The Mudcat Café TM
Thread #112992   Message #2398302
Posted By: Suffet
26-Jul-08 - 10:59 AM
Thread Name: Music and oppression
Subject: RE: Music and oppression
... and you won't get out alive if you try to perform those songs "in yer local flok [sic] club"...

Exactly my point! But you won't have any rotten tomatoes tossed your way, figuratively or literally, if you sing a song about an 1882 coal miners' strike or a song bemoaning fate of the poor lads conscripted into Queen Anne's War. It's only songs about contemporary oppression and injustice that raise their ire.
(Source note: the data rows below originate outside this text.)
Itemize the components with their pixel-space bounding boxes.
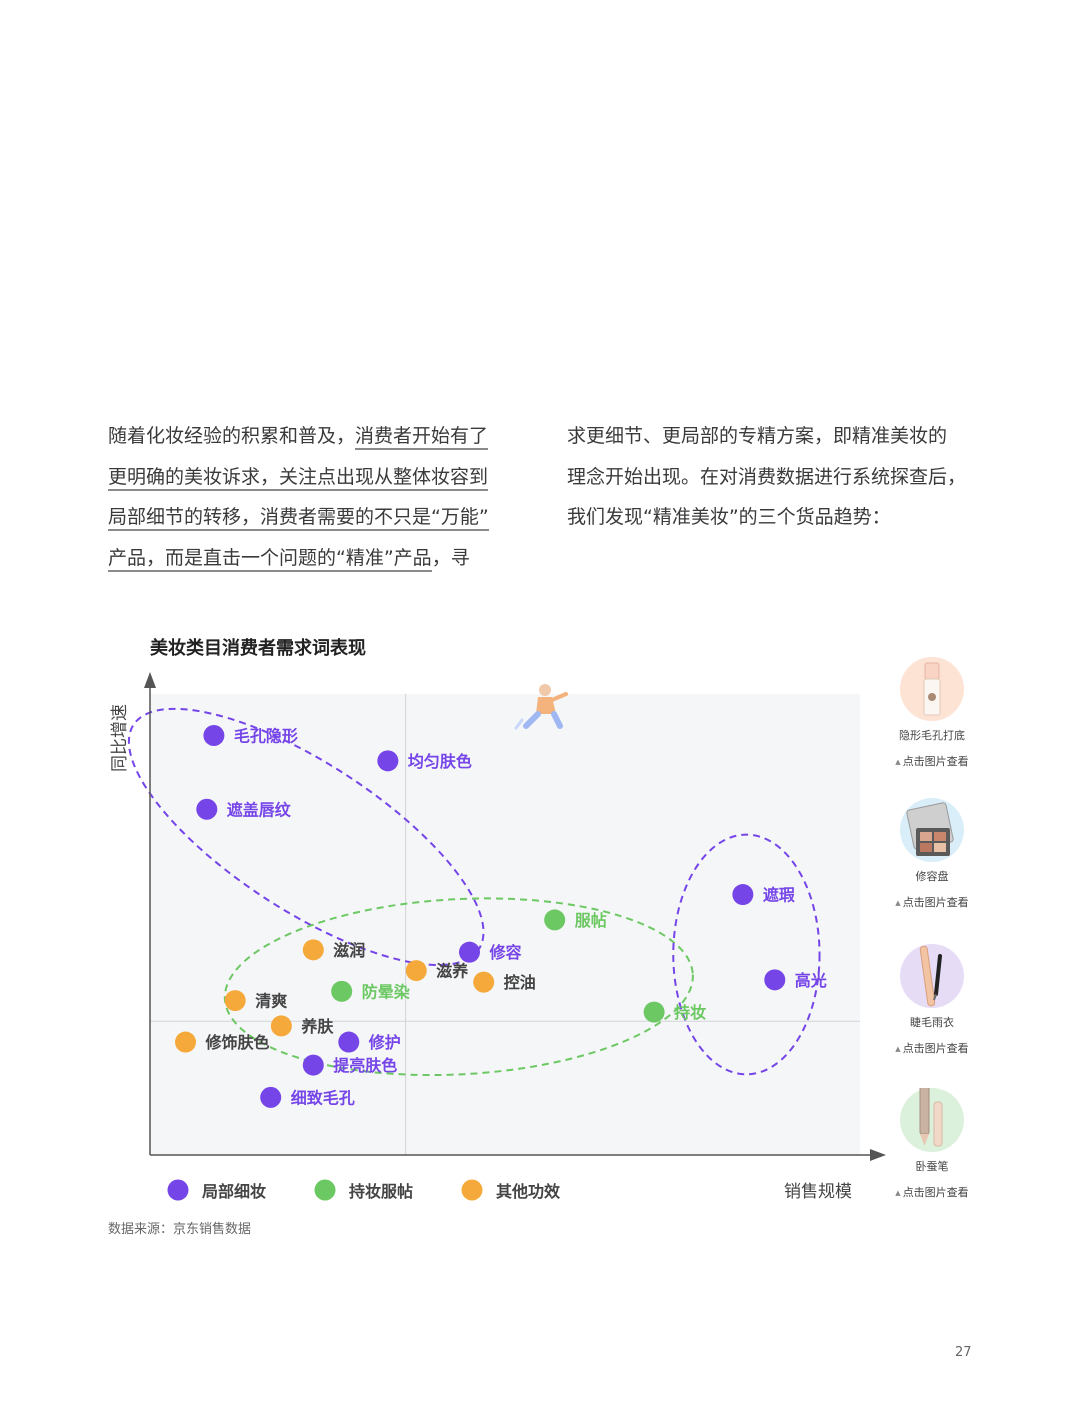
triangle-icon: ▲ [895,758,901,766]
triangle-icon: ▲ [895,1045,901,1053]
para-line: 随着化妆经验的积累和普及，消费者开始有了 [108,416,520,457]
x-axis-arrow-icon [870,1149,886,1161]
chart-title: 美妆类目消费者需求词表现 [150,638,366,659]
data-label: 毛孔隐形 [234,726,298,745]
view-image-link[interactable]: ▲点击图片查看 [895,896,969,909]
data-point [377,750,399,772]
data-point [405,960,427,982]
intro-paragraph-left: 随着化妆经验的积累和普及，消费者开始有了 更明确的美妆诉求，关注点出现从整体妆容… [108,416,520,578]
data-point [203,724,225,746]
data-label: 清爽 [255,992,287,1011]
eye-pencil-icon[interactable] [900,1079,964,1152]
legend-label: 局部细妆 [202,1182,266,1201]
data-point [643,1001,665,1023]
plot-area [150,694,860,1155]
data-point [732,884,754,906]
data-label: 持妆 [674,1003,706,1022]
data-point [302,939,324,961]
runner-figure-icon [514,684,568,730]
data-point [175,1031,196,1053]
legend-label: 其他功效 [496,1182,560,1201]
para-line: 我们发现“精准美妆”的三个货品趋势： [567,506,891,529]
data-label: 修饰肤色 [205,1033,270,1052]
y-axis-arrow-icon [144,672,156,688]
data-point [260,1086,282,1108]
data-point [473,971,495,993]
data-label: 服帖 [575,911,607,930]
data-label: 养肤 [300,1017,334,1036]
page-number: 27 [955,1345,972,1360]
data-label: 滋养 [436,962,469,981]
data-label: 修护 [368,1033,401,1052]
mascara-icon[interactable] [900,944,964,1008]
data-point [270,1015,292,1037]
product-name: 修容盘 [915,870,949,883]
data-point [764,969,786,991]
data-point [196,798,218,820]
view-image-link[interactable]: ▲点击图片查看 [895,755,969,768]
view-image-link[interactable]: ▲点击图片查看 [895,1186,969,1199]
triangle-icon: ▲ [895,1189,901,1197]
data-point [338,1031,360,1053]
para-line: 更明确的美妆诉求，关注点出现从整体妆容到 [108,457,520,498]
y-axis-label: 同比增速 [110,704,130,772]
legend: 局部细妆 持妆服帖 其他功效 [167,1179,560,1201]
para-line: 理念开始出现。在对消费数据进行系统探查后， [567,465,967,488]
data-label: 控油 [504,973,536,992]
primer-stick-icon[interactable] [900,657,964,721]
data-label: 修容 [489,943,522,962]
product-name: 睫毛雨衣 [910,1016,954,1029]
contour-palette-icon[interactable] [900,798,964,862]
quadrant-lines [150,694,860,1155]
data-point [459,941,480,963]
data-point [331,980,353,1002]
data-point [224,990,246,1012]
product-card-mascara[interactable]: 睫毛雨衣 ▲点击图片查看 [884,944,980,1056]
legend-swatch [167,1179,189,1201]
data-label: 遮瑕 [763,886,796,905]
data-point [302,1054,324,1076]
intro-paragraph-right: 求更细节、更局部的专精方案，即精准美妆的 理念开始出现。在对消费数据进行系统探查… [567,416,979,538]
legend-swatch [314,1179,336,1201]
data-label: 遮盖唇纹 [227,800,292,819]
para-line: 产品，而是直击一个问题的“精准”产品，寻 [108,538,520,579]
data-label: 滋润 [333,941,365,960]
para-line: 求更细节、更局部的专精方案，即精准美妆的 [567,425,948,447]
triangle-icon: ▲ [895,899,901,907]
data-label: 防晕染 [362,982,411,1001]
x-axis-label: 销售规模 [784,1182,852,1202]
data-label: 提亮肤色 [333,1056,397,1075]
product-name: 隐形毛孔打底 [899,729,965,742]
legend-swatch [461,1179,483,1201]
data-label: 细致毛孔 [291,1088,355,1107]
product-name: 卧蚕笔 [915,1160,949,1173]
legend-label: 持妆服帖 [349,1182,413,1201]
para-line: 局部细节的转移，消费者需要的不只是“万能” [108,497,520,538]
data-label: 高光 [795,971,827,990]
product-card-eye-pencil[interactable]: 卧蚕笔 ▲点击图片查看 [884,1079,980,1200]
view-image-link[interactable]: ▲点击图片查看 [895,1042,969,1055]
product-card-primer[interactable]: 隐形毛孔打底 ▲点击图片查看 [884,657,980,769]
cluster-ellipse-2 [672,833,821,1076]
data-point [544,909,566,931]
data-source: 数据来源：京东销售数据 [108,1222,252,1237]
product-card-contour[interactable]: 修容盘 ▲点击图片查看 [884,798,980,910]
data-label: 均匀肤色 [408,752,472,771]
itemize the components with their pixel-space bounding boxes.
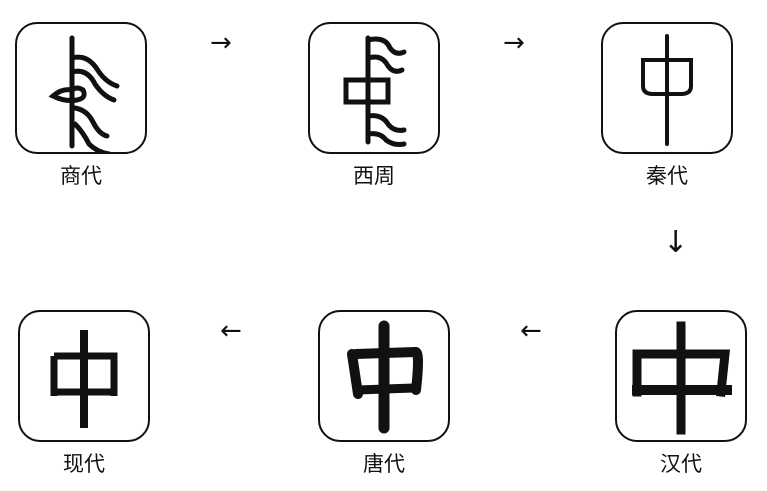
arrow-left-icon: ← [520,316,542,346]
glyph-box-modern [18,310,150,442]
era-label-han: 汉代 [660,452,702,476]
oracle-bone-zhong-glyph [48,35,120,157]
glyph-box-western-zhou [308,22,440,154]
arrow-left-icon: ← [220,316,242,346]
glyph-box-tang [318,310,450,442]
glyph-box-shang [15,22,147,157]
seal-zhong-glyph [641,34,693,146]
arrow-down-icon: ↓ [663,225,689,260]
modern-zhong-glyph [50,330,118,428]
clerical-zhong-glyph [632,321,732,435]
regular-zhong-glyph [347,320,423,434]
era-label-western-zhou: 西周 [353,164,395,188]
era-label-tang: 唐代 [363,452,405,476]
arrow-right-icon: → [503,28,525,58]
arrow-right-icon: → [210,28,232,58]
era-label-qin: 秦代 [646,164,688,188]
era-label-modern: 现代 [63,452,105,476]
bronze-zhong-glyph [343,35,407,147]
glyph-box-han [615,310,747,442]
era-label-shang: 商代 [60,164,102,188]
glyph-box-qin [601,22,733,154]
Which is why in the USA there has slowly but surely been developing a network of venues friendly to contemporary political folk music, as well as to other kinds of muisc. The oldest among them is the Peoples' Voice Cafe in New York City. Others include the Vox Pop in Brooklyn, one of NYC's outer boroughs; the the Good Coffee House, also in Brooklyn; Howland Cultural Center in Beacon, New York; the Echo Lake Coffee House in Leverett, Massachusetts; the Circle Coffee House in Boston; the Folk Factory in Philadelphia; and I believe also the Freight and Salvage in Berkeley, California.

Most of these venues also present non-political music. For example, the Good Coffee House host an old-time and bluegrass festival each September. Nevertheless, they are place where a political folk musician can feel welcome, not just tolerated -- or worse.